For the 1967 general elections on March 17, he led a dirty campaign against opposition parties, refusing to allow opposition candidates to register if they challenged his party's nominees. Meanwhile, riots erupted due to widespread discontent, prompting the government to declare martial law.

However, Siaka Stevens, Margai's opponent and leader of the All People's Congress (APC), won a narrow majority in the Parliament of Sierra Leone. On March 21, although official results had not yet been announced, Governor-General Henry Josiah Lightfoot Boston summoned Stevens and swore him in as the nation's prime minister.

== Events ==
=== March 21 coup ===

The coup occurred after Stevens' inauguration ceremony, before the election results were officially announced. Army Commander David Lansana ordered the extrajudicial arrest of Stevens and the Governor-General, overseen by officer Samuel Hinga Norman. After the arrests, Lansana took control of the Government House and national radio and television channels. Then, he annulled the election results, declared martial law and assumed the position of Head of State. The next day, March 22, Lansana made a second radio broadcast reiterating his martial law declaration. Lansana's goal was reportedly to restore Margai to power.

=== March 23 coup ===

Lansana's decision to seize power was unpopular among his fellow Mende officers, who believed the army should not be involved in domestic politics. Before the coup, Lansana's influence among his subordinates was undermined by allegations of drunkenness and womanizing.

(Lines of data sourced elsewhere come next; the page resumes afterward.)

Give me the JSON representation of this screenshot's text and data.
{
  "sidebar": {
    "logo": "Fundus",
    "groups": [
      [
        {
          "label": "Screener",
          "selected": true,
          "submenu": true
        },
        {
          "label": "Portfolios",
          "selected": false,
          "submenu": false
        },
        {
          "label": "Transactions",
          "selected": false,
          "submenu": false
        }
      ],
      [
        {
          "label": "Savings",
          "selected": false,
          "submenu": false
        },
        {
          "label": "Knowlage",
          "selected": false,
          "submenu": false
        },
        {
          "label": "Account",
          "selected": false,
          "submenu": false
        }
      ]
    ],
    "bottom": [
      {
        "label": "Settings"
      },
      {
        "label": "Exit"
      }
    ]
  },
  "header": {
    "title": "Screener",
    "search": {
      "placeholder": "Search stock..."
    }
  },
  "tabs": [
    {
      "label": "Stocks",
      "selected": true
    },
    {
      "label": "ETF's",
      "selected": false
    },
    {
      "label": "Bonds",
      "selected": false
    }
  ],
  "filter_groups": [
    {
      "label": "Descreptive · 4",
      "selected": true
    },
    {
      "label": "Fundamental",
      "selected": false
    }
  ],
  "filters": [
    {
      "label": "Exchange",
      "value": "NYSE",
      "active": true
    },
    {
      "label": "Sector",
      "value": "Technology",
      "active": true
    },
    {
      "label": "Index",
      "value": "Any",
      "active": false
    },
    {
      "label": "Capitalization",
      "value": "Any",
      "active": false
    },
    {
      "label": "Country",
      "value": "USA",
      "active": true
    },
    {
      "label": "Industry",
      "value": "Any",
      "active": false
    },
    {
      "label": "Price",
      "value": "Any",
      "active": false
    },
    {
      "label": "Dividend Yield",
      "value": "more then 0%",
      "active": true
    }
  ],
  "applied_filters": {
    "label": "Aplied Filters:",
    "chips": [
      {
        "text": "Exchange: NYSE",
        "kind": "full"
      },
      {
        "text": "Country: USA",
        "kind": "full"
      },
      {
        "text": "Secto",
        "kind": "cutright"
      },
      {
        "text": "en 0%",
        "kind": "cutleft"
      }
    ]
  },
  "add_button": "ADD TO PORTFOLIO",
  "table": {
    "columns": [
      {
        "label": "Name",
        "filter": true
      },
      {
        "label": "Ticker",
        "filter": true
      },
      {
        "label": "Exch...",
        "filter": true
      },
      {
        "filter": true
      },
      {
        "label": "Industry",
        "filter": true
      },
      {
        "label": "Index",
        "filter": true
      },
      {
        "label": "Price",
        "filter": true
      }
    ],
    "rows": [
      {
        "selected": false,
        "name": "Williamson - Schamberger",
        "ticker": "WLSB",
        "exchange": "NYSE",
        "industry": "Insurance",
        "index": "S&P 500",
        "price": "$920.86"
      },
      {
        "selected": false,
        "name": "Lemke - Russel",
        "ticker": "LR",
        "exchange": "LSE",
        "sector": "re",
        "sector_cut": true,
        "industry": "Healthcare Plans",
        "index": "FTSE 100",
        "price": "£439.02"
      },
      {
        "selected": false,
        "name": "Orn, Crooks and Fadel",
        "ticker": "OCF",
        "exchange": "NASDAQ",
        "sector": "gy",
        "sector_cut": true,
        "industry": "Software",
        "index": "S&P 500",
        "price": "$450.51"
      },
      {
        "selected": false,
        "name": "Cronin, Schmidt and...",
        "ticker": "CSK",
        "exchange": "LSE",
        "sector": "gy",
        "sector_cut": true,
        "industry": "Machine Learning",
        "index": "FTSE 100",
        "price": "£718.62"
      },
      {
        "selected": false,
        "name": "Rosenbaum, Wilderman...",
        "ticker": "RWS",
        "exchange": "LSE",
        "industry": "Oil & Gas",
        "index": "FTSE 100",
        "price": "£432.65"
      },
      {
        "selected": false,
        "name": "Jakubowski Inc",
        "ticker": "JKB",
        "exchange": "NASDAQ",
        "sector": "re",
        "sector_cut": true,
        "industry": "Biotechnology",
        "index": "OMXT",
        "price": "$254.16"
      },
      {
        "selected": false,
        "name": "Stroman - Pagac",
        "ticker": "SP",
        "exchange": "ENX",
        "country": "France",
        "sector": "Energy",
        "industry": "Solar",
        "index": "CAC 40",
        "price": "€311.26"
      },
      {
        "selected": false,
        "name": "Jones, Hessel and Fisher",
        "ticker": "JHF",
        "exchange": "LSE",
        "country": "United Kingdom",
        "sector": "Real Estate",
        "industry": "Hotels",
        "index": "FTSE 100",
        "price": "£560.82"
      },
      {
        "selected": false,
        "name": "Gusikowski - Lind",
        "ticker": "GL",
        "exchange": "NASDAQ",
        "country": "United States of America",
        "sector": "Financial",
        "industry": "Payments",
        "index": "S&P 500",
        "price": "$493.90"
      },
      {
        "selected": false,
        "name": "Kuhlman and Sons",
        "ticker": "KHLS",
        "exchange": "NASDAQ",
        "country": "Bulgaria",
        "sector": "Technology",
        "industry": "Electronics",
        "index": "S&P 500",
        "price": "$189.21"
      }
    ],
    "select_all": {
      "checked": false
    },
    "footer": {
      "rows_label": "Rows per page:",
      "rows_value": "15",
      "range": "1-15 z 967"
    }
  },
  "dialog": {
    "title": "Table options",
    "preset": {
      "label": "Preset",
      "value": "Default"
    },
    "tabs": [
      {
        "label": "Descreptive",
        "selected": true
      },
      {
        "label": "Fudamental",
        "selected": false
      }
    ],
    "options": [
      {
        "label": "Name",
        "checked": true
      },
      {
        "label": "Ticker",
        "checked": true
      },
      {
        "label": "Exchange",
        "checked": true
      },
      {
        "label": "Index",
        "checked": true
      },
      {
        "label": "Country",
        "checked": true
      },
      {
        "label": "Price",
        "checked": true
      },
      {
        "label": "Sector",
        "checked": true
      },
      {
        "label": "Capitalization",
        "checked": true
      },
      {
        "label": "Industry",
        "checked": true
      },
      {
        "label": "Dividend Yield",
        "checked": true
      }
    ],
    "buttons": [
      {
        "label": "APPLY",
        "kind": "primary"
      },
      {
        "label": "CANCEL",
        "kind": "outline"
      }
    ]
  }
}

Just two days later, on March 23, 1967, a group of dissenting military officers staged a counter-coup: They arrested Lansana and Margai, imprisoning them alongside Lightfoot Boston and Stevens. Once the country's most powerful politicians were neutralized, the coup leaders established a military junta called the National Reformation Council (NRC), composed of eight members, led by Major Charles Blake and Lieutenant Colonel Ambrose Patrick Genda, the latter being the deputy commander of the Army dismissed by Mangai in 1966.

Genda declared that the coup's objective was "to restore Sierra Leone's fragile democracy, if possible". The coup plotters asked Lieutenant Colonel Andrew Juxon-Smith, from the Creole community, who was abroad during the coup, to return and lead the new government. Leslie William Leigh was appointed interim President of the National Reformation Council (NCR) and Governor-General, until Andrew Juxon-Smith returned to Sierra Leone on March 28 and assumed both roles.

== Consequences ==

The NRC regime extended until the following year, as on April 18, 1968, Brigadier John Amadu Bangura led a new coup d'état against Juxon-Smith's dictatorship. With the sole objective of restoring democracy, he assumed interim head of state before returning power to Stevens. The 1968 coup paved the way for the establishment of Stevens' autocratic regime. After Stevens declared a one-party state in 1971, Bangura organized another military coup, this time unsuccessfully. Bangura was subsequently executed for treason.

Stevens would remain as Prime Minister until 1971, when he became President of Sierra Leone, a position he held until 1985. Meanwhile, the All People's Congress ruled as Sierra Leone's sole legal party for 23 years (1978–1991), following the 1978 constitutional referendum, a fraudulent election where 97% supported a one-party system.